After ten minutes of which he has the women at the front going into rapturous trances, and Brother Blackwell suddenly looking at him with a proprietorial admiration. All would seem to be going to plan but the trouble with being a charismatic Pentecostal preacher, is that you can also forfeit commonsense and believe yourself to be invulnerable. Sonny then makes a serious error by deciding to broadcast on the Gospel radio station above the garage where he works. The portly bespectacled station manager is infinitely sympathetic, but shrewdly asks for money up front as air time has to be paid for, is not free. That means Sonny has to work all the harder to afford both the church and the radio access, and as a third and you might say more intelligibly human factor, all of a sudden potential romance steps into his fugitive existence when the beautiful radio station secretary, Tootsie, played by UK actress Miranda Richardson (born 1958) enters his life. There is a problem though, which she is separated not divorced from her husband, so that when Sonny wines and dines her on a Louisiana riverboat and later attempts to get her into bed, she gently refuses him. As a man of God, he ought to accept this patient restraint of course, but Sonny is human all too human, and again oddly unrepentant about his flaws and failures whether they be that of would be fornicator or first-degree murderer. The real import of the radio broadcasts though, in terms of cinematic power, is Duvall’s astonishing acting when he goes into full Pentecostal frenzy on air, so much so that the manager confides to him that all the listeners out there, unless they know otherwise, assume he must be black, he cannot possibly be a white preacher.
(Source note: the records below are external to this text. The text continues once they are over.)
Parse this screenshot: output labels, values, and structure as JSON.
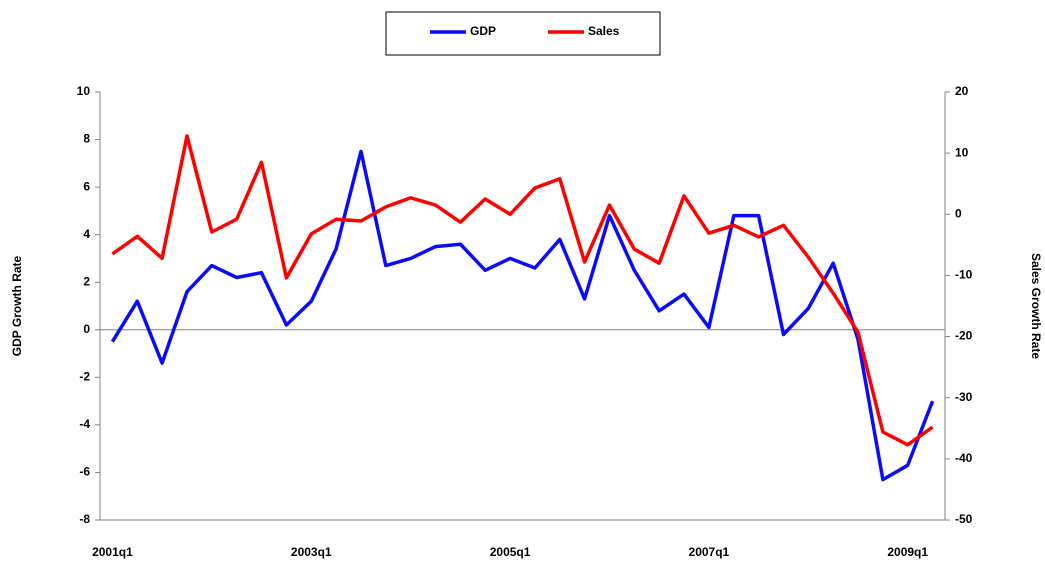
{
  "chart_data": {
    "type": "line",
    "categories": [
      "2001q1",
      null,
      null,
      null,
      null,
      null,
      null,
      null,
      "2003q1",
      null,
      null,
      null,
      null,
      null,
      null,
      null,
      "2005q1",
      null,
      null,
      null,
      null,
      null,
      null,
      null,
      "2007q1",
      null,
      null,
      null,
      null,
      null,
      null,
      null,
      "2009q1",
      null
    ],
    "series": [
      {
        "name": "GDP",
        "color": "#0a0aff",
        "values": [
          -0.5,
          1.2,
          -1.4,
          1.6,
          2.7,
          2.2,
          2.4,
          0.2,
          1.2,
          3.4,
          7.5,
          2.7,
          3.0,
          3.5,
          3.6,
          2.5,
          3.0,
          2.6,
          3.8,
          1.3,
          4.8,
          2.5,
          0.8,
          1.5,
          0.1,
          4.8,
          4.8,
          -0.2,
          0.9,
          2.8,
          -0.4,
          -6.3,
          -5.7,
          -3.0
        ]
      },
      {
        "name": "Sales",
        "color": "#ff0000",
        "axis": "y2",
        "values": [
          -6.5,
          -3.6,
          -7.2,
          12.8,
          -2.9,
          -0.8,
          8.5,
          -10.4,
          -3.2,
          -0.8,
          -1.1,
          1.2,
          2.7,
          1.5,
          -1.3,
          2.5,
          0.0,
          4.3,
          5.8,
          -7.8,
          1.5,
          -5.7,
          -8.0,
          3.0,
          -3.1,
          -1.8,
          -3.7,
          -1.8,
          -7.0,
          -12.9,
          -19.3,
          -35.6,
          -37.7,
          -34.8
        ]
      }
    ],
    "ylabel": "GDP Growth Rate",
    "y2label": "Sales Growth Rate",
    "ylim": [
      -8,
      10
    ],
    "yticks": [
      -8,
      -6,
      -4,
      -2,
      0,
      2,
      4,
      6,
      8,
      10
    ],
    "y2lim": [
      -50,
      20
    ],
    "y2ticks": [
      -50,
      -40,
      -30,
      -20,
      -10,
      0,
      10,
      20
    ],
    "grid": false,
    "legend": "top"
  }
}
A strange and unsatisfactory set piece happens next, when a disgruntled young white man in a baseball cap enters one of Sonny’s services and demands to know who EF is and what this service is all about. The stranger is played by the hugely talented Coen Bros regular Billy Bob Thornton (born 1955) who here like Farrah Fawcett is not being pushed to his considerable limits. This nuisance rudely interrupts the service and after his interrogation, then refusing to join in the worship, he adds as a calm aside:

“I ain’t going to be in here among a load of niggers.”
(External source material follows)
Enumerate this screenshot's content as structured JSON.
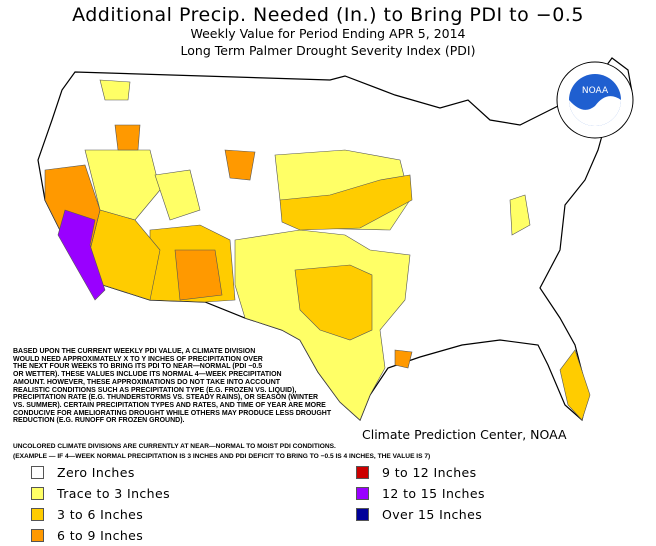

When this disturbing pest refuses to go away, ever versatile Sonny takes off his jacket, rolls up his sleeves, and beats him up very effectively outside the church. The troublemaker then slopes off threatening appropriate vengeance, and when Sonny next hosts a church tea party to raise necessary funds, Billy Bob Thornton turns up with a bulldozer and threatens to demolish the church. Sonny, who let us not forget is an unrepentant murderer, urges him to desist, and then is inspired to lay an open Bible across his path. This stops the crazy man in his tracks, and when he gets down to remove the Bible, he suddenly goes into spiritual crisis, and lo and behold is on the spot converted by the man he hates, and who will not explain himself, namely EF. The trouble with this set piece is that there is nil background explanation as to why Billy Bob is as he is, and indeed he is listed in the credits merely as Troublemaker. Once again and as with Farrah Fawcett and even Miranda Richardson, Duvall is underusing these considerable talents while making massive demands on himself as the central unarguably towering character.

Nemesis comes when Jessie at home with her children in Texas picks up on her radio a stray Gospel station and hears the startling initials EF (as in Euliss F Dewey) and an appalling and all too familiar voice preaching at full throttle the indestructible Word. She alerts the Texas police and they notify their Louisiana colleagues, and soon a lone sheriff walks into the chapel shack and patiently waits for it to end before arresting EF for first degree murder. Sonny takes a good half hour to complete unfinished business including movingly bringing timid, weeping, white mechanic bachelor Sam to the Lord. He then with a spring in his step goes out and accepts the handcuffs and true to form guys and jokes with the sheriffs who humbly address him as sir. The end of the film has him leading a Texas chain gang in devotional chants and there is Sonny still smiling, perennially victorious, and also of course still infantilised and arguably half mad.